By Dafna Linzer
Associated PressFebruary 10, 2003
Iraq sent a letter to U.N. weapons inspectors Monday approving the use of U.S.-made U-2 surveillance planes and pledged to pass legislation next week outlawing the use of weapons of mass destruction, Iraq's ambassador to the United Nations said.
"The inspectors are now free to use the American U-2s as well as French and Russian planes," Ambassador Mohamed al-Douri told The Associated Press.
Iraq had blocked the use of the planes, which inspectors said they needed in their search for banned weapons.

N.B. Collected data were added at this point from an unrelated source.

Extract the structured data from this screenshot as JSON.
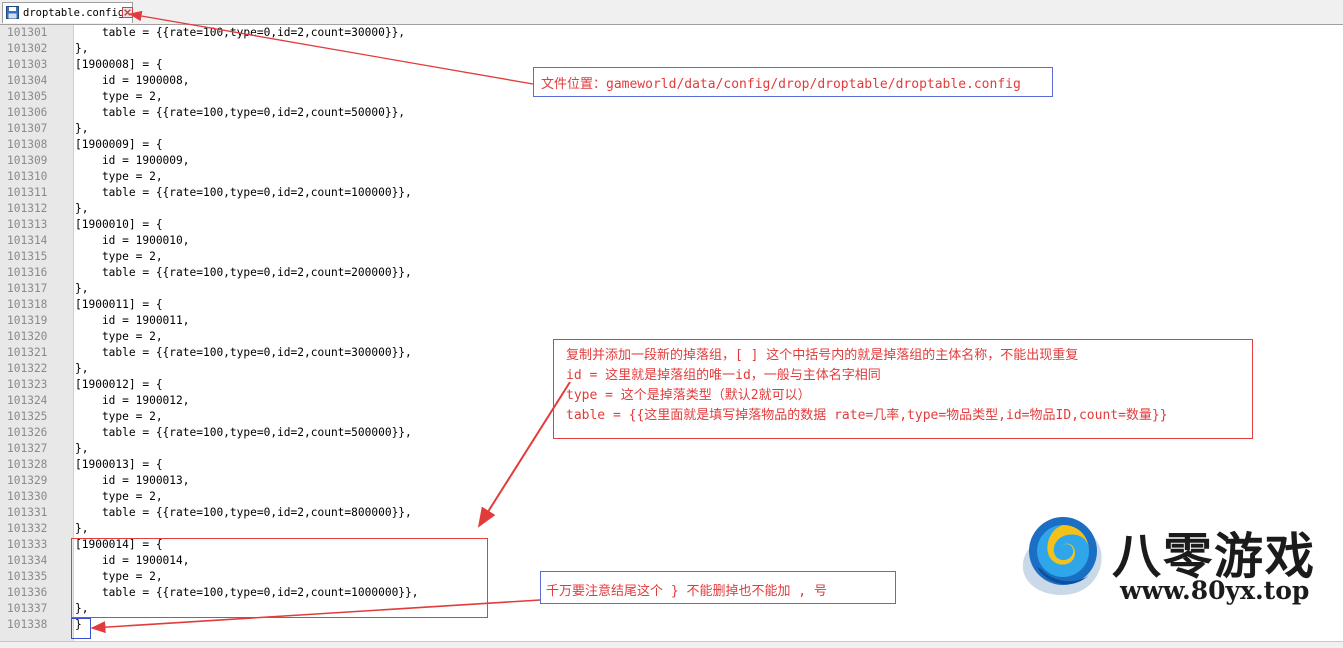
{
  "tab": {
    "icon": "save-icon",
    "label": "droptable.config",
    "close_icon": "close-icon"
  },
  "lines": [
    {
      "num": "101301",
      "text": "    table = {{rate=100,type=0,id=2,count=30000}},"
    },
    {
      "num": "101302",
      "text": "},"
    },
    {
      "num": "101303",
      "text": "[1900008] = {"
    },
    {
      "num": "101304",
      "text": "    id = 1900008,"
    },
    {
      "num": "101305",
      "text": "    type = 2,"
    },
    {
      "num": "101306",
      "text": "    table = {{rate=100,type=0,id=2,count=50000}},"
    },
    {
      "num": "101307",
      "text": "},"
    },
    {
      "num": "101308",
      "text": "[1900009] = {"
    },
    {
      "num": "101309",
      "text": "    id = 1900009,"
    },
    {
      "num": "101310",
      "text": "    type = 2,"
    },
    {
      "num": "101311",
      "text": "    table = {{rate=100,type=0,id=2,count=100000}},"
    },
    {
      "num": "101312",
      "text": "},"
    },
    {
      "num": "101313",
      "text": "[1900010] = {"
    },
    {
      "num": "101314",
      "text": "    id = 1900010,"
    },
    {
      "num": "101315",
      "text": "    type = 2,"
    },
    {
      "num": "101316",
      "text": "    table = {{rate=100,type=0,id=2,count=200000}},"
    },
    {
      "num": "101317",
      "text": "},"
    },
    {
      "num": "101318",
      "text": "[1900011] = {"
    },
    {
      "num": "101319",
      "text": "    id = 1900011,"
    },
    {
      "num": "101320",
      "text": "    type = 2,"
    },
    {
      "num": "101321",
      "text": "    table = {{rate=100,type=0,id=2,count=300000}},"
    },
    {
      "num": "101322",
      "text": "},"
    },
    {
      "num": "101323",
      "text": "[1900012] = {"
    },
    {
      "num": "101324",
      "text": "    id = 1900012,"
    },
    {
      "num": "101325",
      "text": "    type = 2,"
    },
    {
      "num": "101326",
      "text": "    table = {{rate=100,type=0,id=2,count=500000}},"
    },
    {
      "num": "101327",
      "text": "},"
    },
    {
      "num": "101328",
      "text": "[1900013] = {"
    },
    {
      "num": "101329",
      "text": "    id = 1900013,"
    },
    {
      "num": "101330",
      "text": "    type = 2,"
    },
    {
      "num": "101331",
      "text": "    table = {{rate=100,type=0,id=2,count=800000}},"
    },
    {
      "num": "101332",
      "text": "},"
    },
    {
      "num": "101333",
      "text": "[1900014] = {"
    },
    {
      "num": "101334",
      "text": "    id = 1900014,"
    },
    {
      "num": "101335",
      "text": "    type = 2,"
    },
    {
      "num": "101336",
      "text": "    table = {{rate=100,type=0,id=2,count=1000000}},"
    },
    {
      "num": "101337",
      "text": "},"
    },
    {
      "num": "101338",
      "text": "}"
    }
  ],
  "annotations": {
    "location": "文件位置：gameworld/data/config/drop/droptable/droptable.config",
    "main": [
      "复制并添加一段新的掉落组，[ ] 这个中括号内的就是掉落组的主体名称，不能出现重复",
      "id = 这里就是掉落组的唯一id，一般与主体名字相同",
      "type = 这个是掉落类型（默认2就可以）",
      "table = {{这里面就是填写掉落物品的数据 rate=几率,type=物品类型,id=物品ID,count=数量}}"
    ],
    "end_note": "千万要注意结尾这个 } 不能删掉也不能加 , 号"
  },
  "watermark": {
    "brand": "八零游戏",
    "url": "www.80yx.top"
  },
  "colors": {
    "annotation_red": "#e23b3b",
    "box_blue": "#5b6bd8",
    "gutter": "#e8e8e8"
  }
}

Al-Douri delivered the letter to the U.N. Monitoring, Verification and Inspection Commission, run at U.N. headquarters by Hans Blix, the chief weapons inspector. Blix was on his way back to New York after a two-day visit to Baghdad, where he met with Iraqi officials in an effort to iron out problems and try to enhance Iraqi cooperation with inspections.

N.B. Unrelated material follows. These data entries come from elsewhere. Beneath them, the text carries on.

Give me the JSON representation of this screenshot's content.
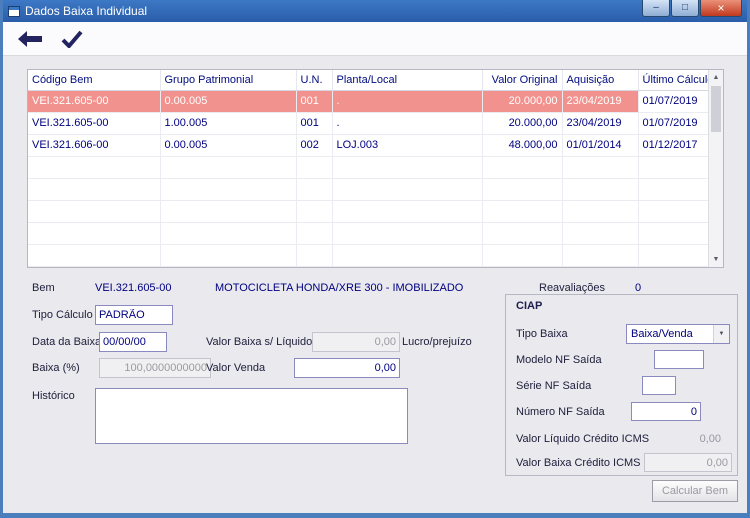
{
  "window": {
    "title": "Dados Baixa Individual"
  },
  "icons": {
    "back": "arrow-left",
    "confirm": "checkmark",
    "minimize": "–",
    "maximize": "□",
    "close": "×",
    "scroll_up": "▲",
    "scroll_down": "▼",
    "combo_arrow": "▼"
  },
  "grid": {
    "headers": [
      "Código Bem",
      "Grupo Patrimonial",
      "U.N.",
      "Planta/Local",
      "Valor Original",
      "Aquisição",
      "Último Cálculo"
    ],
    "rows": [
      {
        "codigo": "VEI.321.605-00",
        "grupo": "0.00.005",
        "un": "001",
        "planta": ".",
        "valor": "20.000,00",
        "aquisicao": "23/04/2019",
        "ultimo": "01/07/2019",
        "selected": true
      },
      {
        "codigo": "VEI.321.605-00",
        "grupo": "1.00.005",
        "un": "001",
        "planta": ".",
        "valor": "20.000,00",
        "aquisicao": "23/04/2019",
        "ultimo": "01/07/2019",
        "selected": false
      },
      {
        "codigo": "VEI.321.606-00",
        "grupo": "0.00.005",
        "un": "002",
        "planta": "LOJ.003",
        "valor": "48.000,00",
        "aquisicao": "01/01/2014",
        "ultimo": "01/12/2017",
        "selected": false
      }
    ]
  },
  "form": {
    "bem_label": "Bem",
    "bem_code": "VEI.321.605-00",
    "bem_desc": "MOTOCICLETA HONDA/XRE 300 - IMOBILIZADO",
    "reavaliacoes_label": "Reavaliações",
    "reavaliacoes_value": "0",
    "tipo_calculo_label": "Tipo Cálculo",
    "tipo_calculo_value": "PADRÃO",
    "data_baixa_label": "Data da Baixa",
    "data_baixa_value": "00/00/00",
    "valor_baixa_label": "Valor Baixa s/ Líquido",
    "valor_baixa_value": "0,00",
    "lucro_label": "Lucro/prejuízo",
    "baixa_pct_label": "Baixa (%)",
    "baixa_pct_value": "100,0000000000",
    "valor_venda_label": "Valor Venda",
    "valor_venda_value": "0,00",
    "historico_label": "Histórico"
  },
  "ciap": {
    "title": "CIAP",
    "tipo_baixa_label": "Tipo Baixa",
    "tipo_baixa_value": "Baixa/Venda",
    "modelo_label": "Modelo NF Saída",
    "modelo_value": "",
    "serie_label": "Série NF Saída",
    "serie_value": "",
    "numero_label": "Número NF Saída",
    "numero_value": "0",
    "valor_liquido_label": "Valor Líquido Crédito ICMS",
    "valor_liquido_value": "0,00",
    "valor_baixa_credito_label": "Valor Baixa Crédito ICMS",
    "valor_baixa_credito_value": "0,00"
  },
  "footer": {
    "calcular_button": "Calcular Bem"
  },
  "colors": {
    "titlebar_blue": "#2f63b0",
    "frame_blue": "#4a7ebc",
    "selected_row": "#f2928e",
    "grid_text_navy": "#000080"
  }
}
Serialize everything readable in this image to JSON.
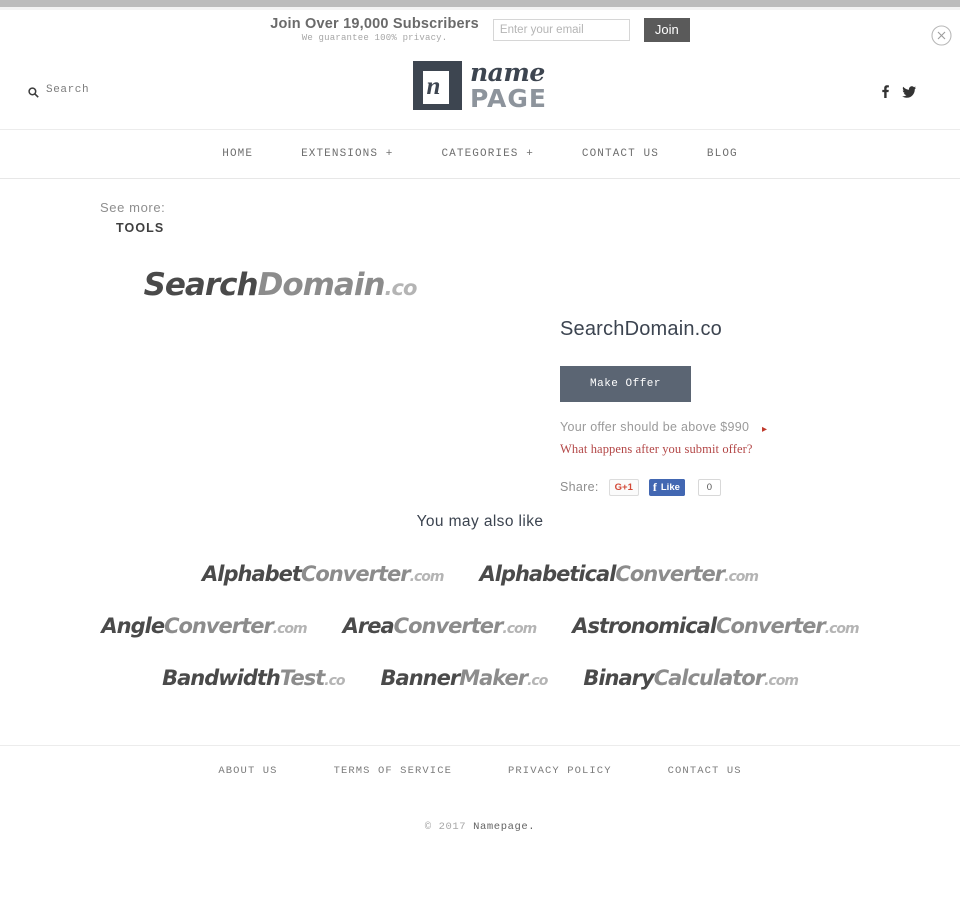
{
  "promo": {
    "headline": "Join Over 19,000 Subscribers",
    "subtext": "We guarantee 100% privacy.",
    "email_placeholder": "Enter your email",
    "email_value": "",
    "join_label": "Join",
    "close_icon": "close-circle-icon"
  },
  "header": {
    "search_label": "Search",
    "search_icon": "search-icon",
    "logo": {
      "mark_letter": "n",
      "word_script": "name",
      "word_bold": "PAGE"
    },
    "social": [
      {
        "name": "facebook-icon",
        "label": "f"
      },
      {
        "name": "twitter-icon",
        "label": "t"
      }
    ]
  },
  "nav": {
    "items": [
      {
        "label": "HOME"
      },
      {
        "label": "EXTENSIONS +"
      },
      {
        "label": "CATEGORIES +"
      },
      {
        "label": "CONTACT US"
      },
      {
        "label": "BLOG"
      }
    ]
  },
  "see_more": {
    "label": "See more:",
    "value": "TOOLS"
  },
  "product": {
    "wordmark": {
      "part1": "Search",
      "part2": "Domain",
      "part3": ".co"
    },
    "title": "SearchDomain.co",
    "make_offer_label": "Make Offer",
    "offer_note": "Your offer should be above $990",
    "offer_arrow": "▸",
    "offer_link": "What happens after you submit offer?",
    "share": {
      "label": "Share:",
      "gplus_label": "G+1",
      "fb_f": "f",
      "fb_like_label": "Like",
      "fb_count": "0"
    }
  },
  "also_like": {
    "title": "You may also like",
    "rows": [
      [
        {
          "part1": "Alphabet",
          "part2": "Converter",
          "part3": ".com"
        },
        {
          "part1": "Alphabetical",
          "part2": "Converter",
          "part3": ".com"
        }
      ],
      [
        {
          "part1": "Angle",
          "part2": "Converter",
          "part3": ".com"
        },
        {
          "part1": "Area",
          "part2": "Converter",
          "part3": ".com"
        },
        {
          "part1": "Astronomical",
          "part2": "Converter",
          "part3": ".com"
        }
      ],
      [
        {
          "part1": "Bandwidth",
          "part2": "Test",
          "part3": ".co"
        },
        {
          "part1": "Banner",
          "part2": "Maker",
          "part3": ".co"
        },
        {
          "part1": "Binary",
          "part2": "Calculator",
          "part3": ".com"
        }
      ]
    ]
  },
  "footer": {
    "links": [
      {
        "label": "ABOUT US"
      },
      {
        "label": "TERMS OF SERVICE"
      },
      {
        "label": "PRIVACY POLICY"
      },
      {
        "label": "CONTACT US"
      }
    ],
    "copyright_year": "© 2017 ",
    "copyright_name": "Namepage."
  },
  "colors": {
    "accent_red": "#b34747",
    "button_slate": "#5b6573",
    "logo_dark": "#3d4550",
    "facebook_blue": "#4267b2",
    "gplus_red": "#d34836"
  }
}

Inspectors had made the issue of the U-2 plane a key demand along with other issues, including Iraq's failure to pass legislation on weapons of mass destruction.
Al-Douri said the legislation would be passed next week and that Iraq would continue to encourage scientists to accept private interviews with inspectors seeking information about Iraq's weapons programs.
The letter was written by Amer al-Saadi, an adviser to Saddam Hussein and Iraq's liaison to the inspectors, al-Douri said.
Blix's counterpart at the International Atomic Energy Agency, Mohamed ElBaradei, said earlier Monday that he expected the Iraqis to agree to the reconnaissance flights. Speaking in Vienna after his return from the Baghdad trip, ElBaradei said that the Iraqis had also agreed to other key demands which he and Blix had pushed for during their trip. "There was a commitment they will fully comply" with the inspections regime, said ElBaradei, the top nuclear inspector. "We made progress on all the areas we asked for." He said the Iraqis also promised to pass a law banning proscribed weapons.
"I think we got, at least in the area I'm responsible for — nuclear — commitment for all that we asked for. But we have to test that of course," ElBaradei said.
ElBaradei's spokesman said Iraq had agreed to allow U.N. inspectors to analyze the sites where it claims to have destroyed old chemical and biological weapons. "Iraq has offered to allow the inspectors to thoroughly investigate and analyze the sites where they claim to have destroyed chemical and biological weapons," said Mark Gwozdecky, the spokesman. Iraq said the inspectors, accompanied by Iraqi officials, would be allowed to drill and analyze the findings, Gwozdecky said.
Over the weekend, the Iraqis gave the chief inspectors more documents pertaining to Iraq's past chemical and biological weapons, prompting the top inspectors to say they sensed a "good beginning" and a "positive attitude" in Baghdad.